Unclear step ($T \wedge n = T$ a.s) in Doob's optional sampling theorem for discrete martingales

Question

So leading up in my class we defined and proved the following things inorder to proof Doob's optional sampling theorem

A family $(X_i)_{i\in I}$ of real random variables is called uniformly integrable, if

1. $\sup_{i\in I} E(|X_i|)<\infty$

2. $\sup_{i\in I}E\left(|X_i|\cdot 1_{\{|X_i|\geq k\}}\right)\rightarrow0$ for $k\rightarrow\infty$.

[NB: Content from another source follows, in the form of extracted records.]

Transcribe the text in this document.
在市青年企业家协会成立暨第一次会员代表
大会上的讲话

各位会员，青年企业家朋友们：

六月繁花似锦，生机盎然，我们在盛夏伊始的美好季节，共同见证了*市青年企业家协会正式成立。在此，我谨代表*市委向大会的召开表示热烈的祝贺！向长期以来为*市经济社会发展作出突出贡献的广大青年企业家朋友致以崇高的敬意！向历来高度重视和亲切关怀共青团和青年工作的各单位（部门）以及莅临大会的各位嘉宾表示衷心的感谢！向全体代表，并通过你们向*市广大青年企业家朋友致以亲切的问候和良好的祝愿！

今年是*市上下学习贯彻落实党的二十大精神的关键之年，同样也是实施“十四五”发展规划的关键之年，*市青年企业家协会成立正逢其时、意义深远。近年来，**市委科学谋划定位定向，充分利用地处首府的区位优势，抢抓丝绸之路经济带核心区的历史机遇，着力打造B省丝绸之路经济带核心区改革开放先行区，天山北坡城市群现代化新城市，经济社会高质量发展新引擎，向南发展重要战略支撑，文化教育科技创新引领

Then we proved this theorem which is supposed to be an extension of the dominated convergence theorem

Let $\left(X_{n}\right)_{n \in \mathbb{N}}$ be a uniformly integrable sequence. If $X_{n}$ converges to $X$ in distribution, then $E\left(X_{n}\right) \rightarrow E(X)\hspace{15cm}(1)$

Using this theorem we got to the proof that I'm interested in

Definition Let $T$ be a stopping time. $X^{T}$ is the process defined by $X_{n}^{T}=X_{T \wedge n}$ or $X_{n}^{T}(\omega)=X_{T(\omega) \wedge n}(\omega)$

(Doob's optional sampling theorem) Let $X$ be a submartingale and let $T$ be a stopping time such that $T<\infty$ almost surely and $\left(X_{T \wedge n}\right)_{n=1,2, \ldots,}$ is uniformly integrable. Then $E\left(X_{T}\right) \geq E\left(X_{0}\right) .$ The analogue holds for supermartingales and martingales.

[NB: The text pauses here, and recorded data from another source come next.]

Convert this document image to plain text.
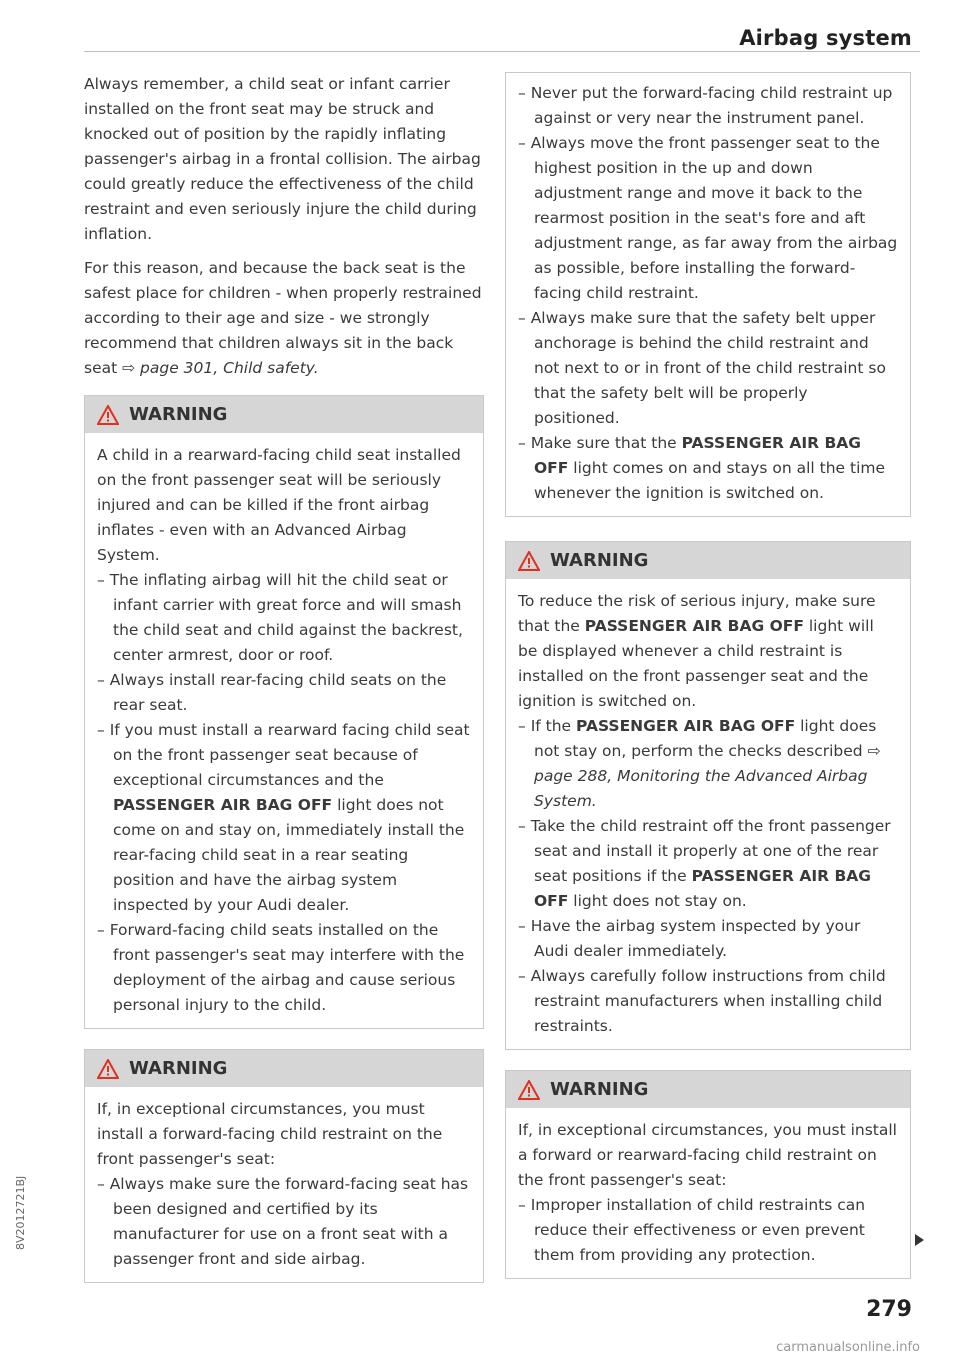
Airbag system

Always remember, a child seat or infant carrier installed on the front seat may be struck and knocked out of position by the rapidly inflating passenger's airbag in a frontal collision. The airbag could greatly reduce the effectiveness of the child restraint and even seriously injure the child during inflation.

For this reason, and because the back seat is the safest place for children - when properly restrained according to their age and size - we strongly recommend that children always sit in the back seat ⇨ page 301, Child safety.

WARNING

A child in a rearward-facing child seat installed on the front passenger seat will be seriously injured and can be killed if the front airbag inflates - even with an Advanced Airbag System.

– The inflating airbag will hit the child seat or infant carrier with great force and will smash the child seat and child against the backrest, center armrest, door or roof.
– Always install rear-facing child seats on the rear seat.
– If you must install a rearward facing child seat on the front passenger seat because of exceptional circumstances and the PASSENGER AIR BAG OFF light does not come on and stay on, immediately install the rear-facing child seat in a rear seating position and have the airbag system inspected by your Audi dealer.
– Forward-facing child seats installed on the front passenger's seat may interfere with the deployment of the airbag and cause serious personal injury to the child.
WARNING

If, in exceptional circumstances, you must install a forward-facing child restraint on the front passenger's seat:

– Always make sure the forward-facing seat has been designed and certified by its manufacturer for use on a front seat with a passenger front and side airbag.
– Never put the forward-facing child restraint up against or very near the instrument panel.
– Always move the front passenger seat to the highest position in the up and down adjustment range and move it back to the rearmost position in the seat's fore and aft adjustment range, as far away from the airbag as possible, before installing the forward-facing child restraint.
– Always make sure that the safety belt upper anchorage is behind the child restraint and not next to or in front of the child restraint so that the safety belt will be properly positioned.
– Make sure that the PASSENGER AIR BAG OFF light comes on and stays on all the time whenever the ignition is switched on.
WARNING

To reduce the risk of serious injury, make sure that the PASSENGER AIR BAG OFF light will be displayed whenever a child restraint is installed on the front passenger seat and the ignition is switched on.

– If the PASSENGER AIR BAG OFF light does not stay on, perform the checks described ⇨ page 288, Monitoring the Advanced Airbag System.
– Take the child restraint off the front passenger seat and install it properly at one of the rear seat positions if the PASSENGER AIR BAG OFF light does not stay on.
– Have the airbag system inspected by your Audi dealer immediately.
– Always carefully follow instructions from child restraint manufacturers when installing child restraints.
WARNING

If, in exceptional circumstances, you must install a forward or rearward-facing child restraint on the front passenger's seat:

– Improper installation of child restraints can reduce their effectiveness or even prevent them from providing any protection.
279
8V2012721BJ
carmanualsonline.info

Proof. $T \wedge n=T$ almost surely for eventually all $n$ and thus $X_{T \wedge n} \stackrel{\text { a.s. }}{\longrightarrow} X_{T}$ and (1) implies $E\left(X_{T}\right)=\lim E\left(X_{T \wedge n}\right) \geq E\left(X_{0}\right)$

Now my questions are

1. Why is $T \wedge n = T$ a.s ? I mean I get that when $n$ goes to infinity $T \wedge n = T$ eventually is just equal to $T$ but doesn't the almost sure part on the probability measure we use ?

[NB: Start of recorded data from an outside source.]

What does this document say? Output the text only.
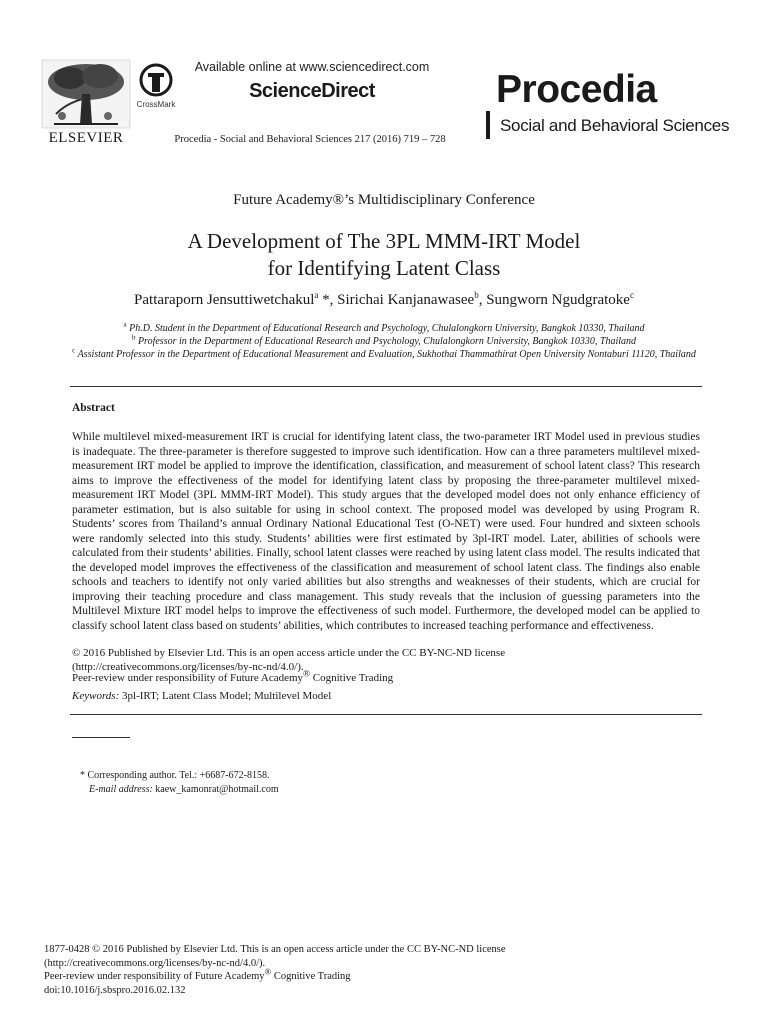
ELSEVIER
CrossMark
Available online at www.sciencedirect.com
ScienceDirect
Procedia - Social and Behavioral Sciences 217 (2016) 719 – 728
Procedia
Social and Behavioral Sciences
Future Academy®’s Multidisciplinary Conference
A Development of The 3PL MMM-IRT Model
for Identifying Latent Class
Pattaraporn Jensuttiwetchakul$^a$ *, Sirichai Kanjanawasee$^b$, Sungworn Ngudgratoke$^c$
$^a$ Ph.D. Student in the Department of Educational Research and Psychology, Chulalongkorn University, Bangkok 10330, Thailand
$^b$ Professor in the Department of Educational Research and Psychology, Chulalongkorn University, Bangkok 10330, Thailand
$^c$ Assistant Professor in the Department of Educational Measurement and Evaluation, Sukhothai Thammathirat Open University Nontaburi 11120, Thailand
Abstract
While multilevel mixed-measurement IRT is crucial for identifying latent class, the two-parameter IRT Model used in previous studies is inadequate. The three-parameter is therefore suggested to improve such identification. How can a three parameters multilevel mixed-measurement IRT model be applied to improve the identification, classification, and measurement of school latent class? This research aims to improve the effectiveness of the model for identifying latent class by proposing the three-parameter multilevel mixed-measurement IRT Model (3PL MMM-IRT Model). This study argues that the developed model does not only enhance efficiency of parameter estimation, but is also suitable for using in school context. The proposed model was developed by using Program R. Students’ scores from Thailand’s annual Ordinary National Educational Test (O-NET) were used. Four hundred and sixteen schools were randomly selected into this study. Students’ abilities were first estimated by 3pl-IRT model. Later, abilities of schools were calculated from their students’ abilities. Finally, school latent classes were reached by using latent class model. The results indicated that the developed model improves the effectiveness of the classification and measurement of school latent class. The findings also enable schools and teachers to identify not only varied abilities but also strengths and weaknesses of their students, which are crucial for improving their teaching procedure and class management. This study reveals that the inclusion of guessing parameters into the Multilevel Mixture IRT model helps to improve the effectiveness of such model. Furthermore, the developed model can be applied to classify school latent class based on students’ abilities, which contributes to increased teaching performance and effectiveness.
© 2016 Published by Elsevier Ltd. This is an open access article under the CC BY-NC-ND license
(http://creativecommons.org/licenses/by-nc-nd/4.0/).
Peer-review under responsibility of Future Academy® Cognitive Trading
Keywords: 3pl-IRT; Latent Class Model; Multilevel Model
* Corresponding author. Tel.: +6687-672-8158.
E-mail address: kaew_kamonrat@hotmail.com
1877-0428 © 2016 Published by Elsevier Ltd. This is an open access article under the CC BY-NC-ND license
(http://creativecommons.org/licenses/by-nc-nd/4.0/).
Peer-review under responsibility of Future Academy® Cognitive Trading
doi:10.1016/j.sbspro.2016.02.132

2. How is (1) a "extension of the dominated convergence theorem" ?

Answer 1

1. I think that the proof was trying to say that the probability that $T\wedge n \ne T$ tends to zero as $n\rightarrow\infty$ and that therefore $X_{T\wedge n}$ converges in distribution to $X_T$.

2. (1) is called the Vitali convergence theorem.

The statement of the dominated convergence theorem is as follows:

Let $f_n$ be a sequence of complex-valued measurable functions on a measure space (S, Σ, μ).

Suppose that the sequence converges pointwise to a function f and is dominated by some integrable function g in the sense that $|f_n(x)|\le g(x)$ for all numbers n in the index set of the sequence and all points x ∈ S.

Then f is integrable and $\lim_{n\rightarrow\infty}\int_S f_n\mathrm{d}\mu=\int_S f\mathrm{d}\mu$.

Now imagine that $f_n$ is the probability distribution of $X_n$ and $f$ is the probability distribution of $X$. Then (1) is saying that if $f_n\rightarrow f$ and $(X_n)_n$ is uniformly integrable then $\lim_{n\rightarrow \infty}\int_Sf_n\mathrm{d}\mu=\int_Sf\mathrm{d}\mu$. So the condition $|f_n(x)\le g(x)|$ is replaced with the weaker condition that $(X_n)_n$ is uniformly integrable.